Abstract:
The present investigation explored the potential neuroprotective role of zinc oxide nanoparticles (ZnONPs) on aluminum chloride (AlCl3)-mediated Alzheimer\'s disease (AD)-like symptoms. Rats were distributed into four treatment groups equally: control, ZnONPs (4 mg/kg b.wt.), AlCl3 (100 mg/kg b.wt.), and ZnONPs + AlCl3 groups. Rats were treated for 42 consecutive days. ZnONPs injection into AlCl3-treated rats suppressed the development of oxidative challenge in the cortical and hippocampal tissues, as demonstrated by the decreased neuronal pro-oxidants (malondialdehyde and nitric oxide), and the increased glutathione and catalase levels. Additionally, ZnONPs injection showed anti-inflammatory potency in response to AlCl3 by decreasing levels of tumor necrosis factor-α and interleukin-1β. Moreover, pretreatment with ZnONPs prevented neuronal cell loss by decreasing the level of pro-apoptotic caspase-3 and enhancing the anti-apoptotic B cell lymphoma 2. Furthermore, ZnONPs ameliorated the disturbed acetylcholinesterase activity, monoamines (norepinephrine, dopamine, and serotonin), excitatory (glutamic and aspartic acids), and inhibitory amino acids (GABA and glycine) in response to AlCl3 exposure. These findings indicate that ZnONPs may have the potential as an alternative therapy to minimize or prevent the neurological deficits in AD model by exhibiting antioxidative, anti-inflammation, anti-apoptosis, and neuromodulatory effects.
摘要:
本研究探讨了氧化锌纳米颗粒(ZnONPs)对氯化铝(AlCl3)介导的阿尔茨海默病(AD)样症状的潜在神经保护作用。
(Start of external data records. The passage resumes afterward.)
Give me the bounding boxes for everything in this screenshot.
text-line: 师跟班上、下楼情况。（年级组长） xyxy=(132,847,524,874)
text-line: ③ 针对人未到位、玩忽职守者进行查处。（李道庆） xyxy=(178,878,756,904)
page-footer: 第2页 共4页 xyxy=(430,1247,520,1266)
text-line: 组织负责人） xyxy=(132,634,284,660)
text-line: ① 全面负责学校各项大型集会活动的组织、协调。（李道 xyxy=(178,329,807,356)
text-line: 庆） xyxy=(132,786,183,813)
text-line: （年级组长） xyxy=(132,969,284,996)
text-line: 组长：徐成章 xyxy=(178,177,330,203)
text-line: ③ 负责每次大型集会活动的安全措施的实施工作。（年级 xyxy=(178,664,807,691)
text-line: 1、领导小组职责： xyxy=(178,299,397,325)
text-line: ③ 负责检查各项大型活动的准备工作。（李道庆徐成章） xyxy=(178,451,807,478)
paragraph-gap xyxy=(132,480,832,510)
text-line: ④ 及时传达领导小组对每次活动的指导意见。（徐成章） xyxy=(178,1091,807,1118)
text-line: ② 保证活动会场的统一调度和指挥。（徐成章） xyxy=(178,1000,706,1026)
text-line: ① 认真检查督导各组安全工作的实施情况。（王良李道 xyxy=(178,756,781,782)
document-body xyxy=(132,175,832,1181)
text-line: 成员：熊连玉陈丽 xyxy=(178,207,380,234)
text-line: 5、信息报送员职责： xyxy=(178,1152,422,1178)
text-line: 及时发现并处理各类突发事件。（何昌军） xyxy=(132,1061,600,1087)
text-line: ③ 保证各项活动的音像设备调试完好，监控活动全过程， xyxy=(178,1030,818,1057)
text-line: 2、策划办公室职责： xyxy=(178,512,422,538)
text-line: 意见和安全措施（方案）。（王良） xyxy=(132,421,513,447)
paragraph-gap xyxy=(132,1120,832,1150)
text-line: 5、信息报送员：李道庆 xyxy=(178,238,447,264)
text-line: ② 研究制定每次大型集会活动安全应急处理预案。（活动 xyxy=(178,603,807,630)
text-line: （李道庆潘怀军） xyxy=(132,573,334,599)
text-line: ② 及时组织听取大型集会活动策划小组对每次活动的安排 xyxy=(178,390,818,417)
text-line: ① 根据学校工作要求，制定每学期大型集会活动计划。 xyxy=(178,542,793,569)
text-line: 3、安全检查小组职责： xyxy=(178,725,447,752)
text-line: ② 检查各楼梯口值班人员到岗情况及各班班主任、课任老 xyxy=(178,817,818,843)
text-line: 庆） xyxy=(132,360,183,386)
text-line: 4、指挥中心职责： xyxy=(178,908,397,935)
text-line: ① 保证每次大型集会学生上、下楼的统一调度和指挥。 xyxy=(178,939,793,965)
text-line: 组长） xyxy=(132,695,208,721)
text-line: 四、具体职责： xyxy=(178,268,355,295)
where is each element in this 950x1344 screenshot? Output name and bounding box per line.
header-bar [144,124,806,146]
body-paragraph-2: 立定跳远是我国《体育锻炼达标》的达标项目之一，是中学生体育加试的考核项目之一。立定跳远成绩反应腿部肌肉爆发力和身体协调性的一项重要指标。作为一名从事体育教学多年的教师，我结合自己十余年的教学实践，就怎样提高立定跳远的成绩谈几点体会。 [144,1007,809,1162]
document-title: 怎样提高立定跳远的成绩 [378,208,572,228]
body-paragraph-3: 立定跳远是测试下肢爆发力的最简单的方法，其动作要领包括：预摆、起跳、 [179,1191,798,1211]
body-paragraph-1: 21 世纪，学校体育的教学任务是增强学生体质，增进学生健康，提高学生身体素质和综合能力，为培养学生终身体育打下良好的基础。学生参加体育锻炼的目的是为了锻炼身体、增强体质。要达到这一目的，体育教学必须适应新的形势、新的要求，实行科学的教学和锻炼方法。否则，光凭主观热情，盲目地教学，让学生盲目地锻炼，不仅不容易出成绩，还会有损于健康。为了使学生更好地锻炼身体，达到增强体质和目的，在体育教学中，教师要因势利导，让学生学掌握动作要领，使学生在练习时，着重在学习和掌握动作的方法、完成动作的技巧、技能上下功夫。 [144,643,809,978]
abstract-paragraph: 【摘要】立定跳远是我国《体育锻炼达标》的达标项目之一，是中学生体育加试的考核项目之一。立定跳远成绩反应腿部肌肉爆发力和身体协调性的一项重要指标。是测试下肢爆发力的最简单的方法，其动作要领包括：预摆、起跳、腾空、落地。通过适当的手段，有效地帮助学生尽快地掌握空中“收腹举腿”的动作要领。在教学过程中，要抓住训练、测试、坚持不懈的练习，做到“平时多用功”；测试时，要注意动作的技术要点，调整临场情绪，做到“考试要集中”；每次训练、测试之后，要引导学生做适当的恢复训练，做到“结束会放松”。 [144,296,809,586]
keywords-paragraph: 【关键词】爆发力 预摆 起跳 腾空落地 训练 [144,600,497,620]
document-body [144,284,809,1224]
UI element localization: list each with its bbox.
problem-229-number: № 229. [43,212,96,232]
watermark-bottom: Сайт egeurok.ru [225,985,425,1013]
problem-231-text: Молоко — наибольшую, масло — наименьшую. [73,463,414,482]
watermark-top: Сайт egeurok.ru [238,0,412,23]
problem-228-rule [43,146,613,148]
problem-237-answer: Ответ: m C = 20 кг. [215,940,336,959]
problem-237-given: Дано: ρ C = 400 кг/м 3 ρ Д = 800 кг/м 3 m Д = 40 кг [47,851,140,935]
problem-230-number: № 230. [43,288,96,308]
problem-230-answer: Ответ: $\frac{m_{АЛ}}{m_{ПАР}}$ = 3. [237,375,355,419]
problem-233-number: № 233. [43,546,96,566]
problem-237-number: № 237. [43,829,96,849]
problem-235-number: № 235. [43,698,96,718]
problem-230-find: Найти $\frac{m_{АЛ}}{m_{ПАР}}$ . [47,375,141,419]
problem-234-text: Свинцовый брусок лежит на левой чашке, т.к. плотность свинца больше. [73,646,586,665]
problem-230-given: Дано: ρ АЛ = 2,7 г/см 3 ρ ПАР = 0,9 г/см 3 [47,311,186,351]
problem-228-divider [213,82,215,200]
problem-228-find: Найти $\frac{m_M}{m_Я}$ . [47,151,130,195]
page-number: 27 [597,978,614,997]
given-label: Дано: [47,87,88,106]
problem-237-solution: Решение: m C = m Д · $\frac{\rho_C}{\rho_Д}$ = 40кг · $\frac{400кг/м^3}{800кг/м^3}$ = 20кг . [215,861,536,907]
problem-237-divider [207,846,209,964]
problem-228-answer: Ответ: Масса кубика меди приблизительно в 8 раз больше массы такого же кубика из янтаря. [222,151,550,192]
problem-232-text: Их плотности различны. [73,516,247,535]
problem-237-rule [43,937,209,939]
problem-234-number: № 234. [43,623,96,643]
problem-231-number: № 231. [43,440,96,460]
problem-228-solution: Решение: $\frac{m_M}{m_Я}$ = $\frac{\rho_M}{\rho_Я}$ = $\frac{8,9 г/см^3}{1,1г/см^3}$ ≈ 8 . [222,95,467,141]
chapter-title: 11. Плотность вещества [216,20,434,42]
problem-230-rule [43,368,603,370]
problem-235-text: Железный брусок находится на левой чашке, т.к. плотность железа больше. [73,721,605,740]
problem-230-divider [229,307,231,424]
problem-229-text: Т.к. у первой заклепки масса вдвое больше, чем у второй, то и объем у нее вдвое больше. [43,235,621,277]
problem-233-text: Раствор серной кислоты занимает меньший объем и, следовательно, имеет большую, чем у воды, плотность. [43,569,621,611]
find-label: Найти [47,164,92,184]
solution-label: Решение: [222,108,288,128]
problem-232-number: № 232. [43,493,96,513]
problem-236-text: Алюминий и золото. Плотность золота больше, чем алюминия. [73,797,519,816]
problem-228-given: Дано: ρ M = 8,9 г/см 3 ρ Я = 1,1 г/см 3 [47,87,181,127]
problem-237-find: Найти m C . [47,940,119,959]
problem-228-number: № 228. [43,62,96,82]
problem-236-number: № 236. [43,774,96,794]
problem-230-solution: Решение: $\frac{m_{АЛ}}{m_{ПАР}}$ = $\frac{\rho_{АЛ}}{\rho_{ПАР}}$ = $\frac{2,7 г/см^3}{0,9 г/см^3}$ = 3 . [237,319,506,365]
将大鼠平均分为四个治疗组:对照组,ZnONPs(4mg/kgb.wt.),AlCl3(100mg/kgb.wt.),和ZnONPs+AlCl3基团。大鼠连续治疗42天。ZnONPs注射到AlCl3处理的大鼠中抑制了皮质和海马组织中氧化攻击的发展,正如神经元前氧化剂(丙二醛和一氧化氮)减少所证明的那样,谷胱甘肽和过氧化氢酶水平升高。此外,通过降低肿瘤坏死因子-α和白介素-1β的水平,ZnONPs注射显示出对AlCl3的抗炎效力。此外,用ZnONPs预处理通过降低促凋亡caspase-3的水平和增强抗凋亡B细胞淋巴瘤2来防止神经元细胞丢失。此外,ZnONPs改善了受干扰的乙酰胆碱酯酶活性,单胺(去甲肾上腺素,多巴胺,和血清素),兴奋性(谷氨酸和天冬氨酸),和抑制性氨基酸(GABA和甘氨酸)响应于AlCl3暴露。这些发现表明,ZnONPs可能具有作为替代疗法的潜力,通过表现出抗氧化作用来最小化或预防AD模型中的神经功能缺损。抗炎,抗凋亡,和神经调节效应。